Fitch Ratings downgraded Future Retail Ltd., the retail arm of Kishore Biyani-led Future Group, after it failed to pay interest on bonds worth $500 million.
The ratings agency downgraded Future Retail’s long-term issuer default rating to ‘C’ from ‘CCC+’. It also cut the rating on its $500-million bonds, with a yield of 5.6%, due in 2025 to ‘C’ from ‘CCC+’, according to a statement.
According to Fitch's ratings rationale, 'C' implies exceptionally high level of risk and default is imminent or inevitable. A CCC rating denotes substantial credit risk where default is real possibility.
The Indian retailer was unable to pay off the semi-annual interest payment of Rs 104 crore on its U.S. dollar bonds on July 22, 2020. “The company (Future Retail) has a 30-day grace period to satisfy the payment obligations. It continues to negotiate with banks for the release of further peak working capital facilities, which were due earlier in July, but which the company said were delayed due to procedural issues,” according to the statement. “It (Future Retail) said it will cure the missed payment when it receives cash inflows from further bank funding, the sale of assets or an equity injection from strategic or financial investors.”

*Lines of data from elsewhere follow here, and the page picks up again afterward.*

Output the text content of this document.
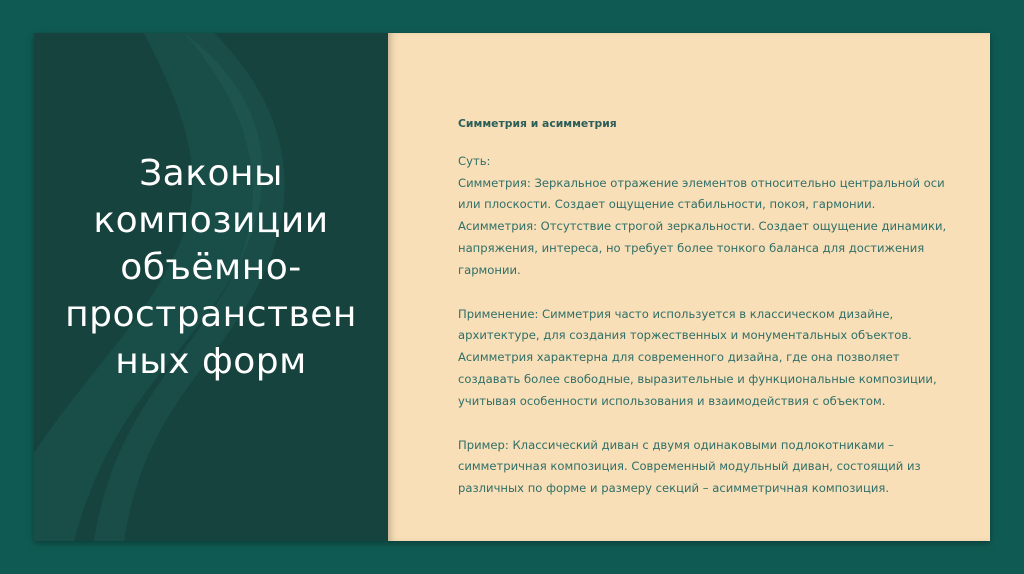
Законы
композиции
объёмно-
пространствен
ных форм
Симметрия и асимметрия

Суть:

Симметрия: Зеркальное отражение элементов относительно центральной оси или плоскости. Создает ощущение стабильности, покоя, гармонии.

Асимметрия: Отсутствие строгой зеркальности. Создает ощущение динамики, напряжения, интереса, но требует более тонкого баланса для достижения гармонии.

Применение: Симметрия часто используется в классическом дизайне, архитектуре, для создания торжественных и монументальных объектов.

Асимметрия характерна для современного дизайна, где она позволяет создавать более свободные, выразительные и функциональные композиции, учитывая особенности использования и взаимодействия с объектом.

Пример: Классический диван с двумя одинаковыми подлокотниками – симметричная композиция. Современный модульный диван, состоящий из различных по форме и размеру секций – асимметричная композиция.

But if this does not happen during the grace period, according to Fitch, this will constitute an “event of default” and the rating agency will likely downgrade Future Retail’s issuer default rating and the rating on the bond to ‘RD’.
Future Retail’s liquidity position, according to Fitch’s statement, remains under severe pressure on account of the nationwide lockdown imposed to contain the coronavirus pandemic. While India relaxed some of the restrictions in June, leading to a slight pick-up in the retailer’s sales, the localised outbreaks led to several states re-imposing curbs.
Shares of Future Retail closed 4.98% lower on Friday at Rs 548.40 apiece, compared with the Nifty 50 Index's 0.19% drop.